Pour ce match, il fallait "se sortir les tripes", "un miracle" selon la presse française et italienne. Parce qu'une visctoire pouvait ne pas suffire, si la Roumanie battait les Pays Bas, chose qui ne s'est pas produite. Alors il restait à gagner ce dernier match de poule pour accéder aux quarts de finale contre l'Espagne à Vienne.

La France a entamé le match par le bon bout, multipliant les rushs offensifs, pressant haut et récupérant les ballons à 40m du but italien. Mais cette position très haute sur le terrain, la mettait en difficulté chaque fois qu'elle perdait la balle. Sur les dix premières minutes, les deux équipes faisaient jeu égal, se créant chacune une grosse occasion.

Mais sur un effort défensif, Ribéry, le seul accélérateur du jeu français, se tordit le genou et dû sortir sur une civière, direction l'hôpital. 1er coup dur pour la France. Il a été remplacé par Nasri. La FRance a déjà accusé le coup, le dépositaire de son jeu venait de sortir, il fallait sans doute quelques minutes pour s'habituer à jouer sans Ribéry.

Malheureusement, sur une longue balle en profondeur, Toni s'échappait vers le but. Abidal revenant comme une fusée faisait faute aux 6m. Pénalty + carton rouge, la sanction était cruelle.

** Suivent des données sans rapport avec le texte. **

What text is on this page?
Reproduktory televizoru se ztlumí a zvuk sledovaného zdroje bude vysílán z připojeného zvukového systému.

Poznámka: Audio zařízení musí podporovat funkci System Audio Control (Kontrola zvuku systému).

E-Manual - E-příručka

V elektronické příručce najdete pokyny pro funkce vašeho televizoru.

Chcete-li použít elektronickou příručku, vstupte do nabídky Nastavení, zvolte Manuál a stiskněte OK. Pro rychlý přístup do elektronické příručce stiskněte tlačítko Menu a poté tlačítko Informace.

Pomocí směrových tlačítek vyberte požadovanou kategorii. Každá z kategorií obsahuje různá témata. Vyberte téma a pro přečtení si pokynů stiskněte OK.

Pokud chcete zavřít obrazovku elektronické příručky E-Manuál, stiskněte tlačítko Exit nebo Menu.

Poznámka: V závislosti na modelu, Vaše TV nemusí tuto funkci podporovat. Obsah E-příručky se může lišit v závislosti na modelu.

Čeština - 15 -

Le pénalty est valable, mais le carton doit sanctionner l'intention d'empêcher une action de but en faisant faute. Or l'intention n'est vraiment pas évidente. Pirlo transforme le pénalty dans la lucarne droite de Coupet, pourtant parti du bon côté. 2e coup dur. A 10 contre 11, les bleus devront marquer deux fois pour espérer passer.

Voyant leur supériorité numérique et des français complètement déboussolé, les italiens accélèrent et se procurent des occasions que Toni ne réussi pas à convertir. La réussite changerait elle de camp ? Pas vraiment. Les français sont incapables de s'approcher dangereusement des buts de Buffon.
Et lorsqu'ils y arrivent, la défense ou le gardien italien empechent les bleus de revenir au score.

Brouillons, sans idées et sans génie, les français tentent mais on a plus le droit à des raids qu'à des réelles actions. Difficile de convertir ses propres actions dans ces conditions. Benzema, Henry, Govou auront beaucoup tenté, sans réussite.

Et quand l'Italie convertit un coup franc de 30m détourné par Henry, on se dit que la réussite n'est pas avec la France hier soir. Eliminée sans aucune victoire, ni panache, avec des dizaines d'interrogations, le sélectionneur doit remettre ses choix en question. La France est la première "grande" nation à être éliminée de cet Euro : c'est un échec.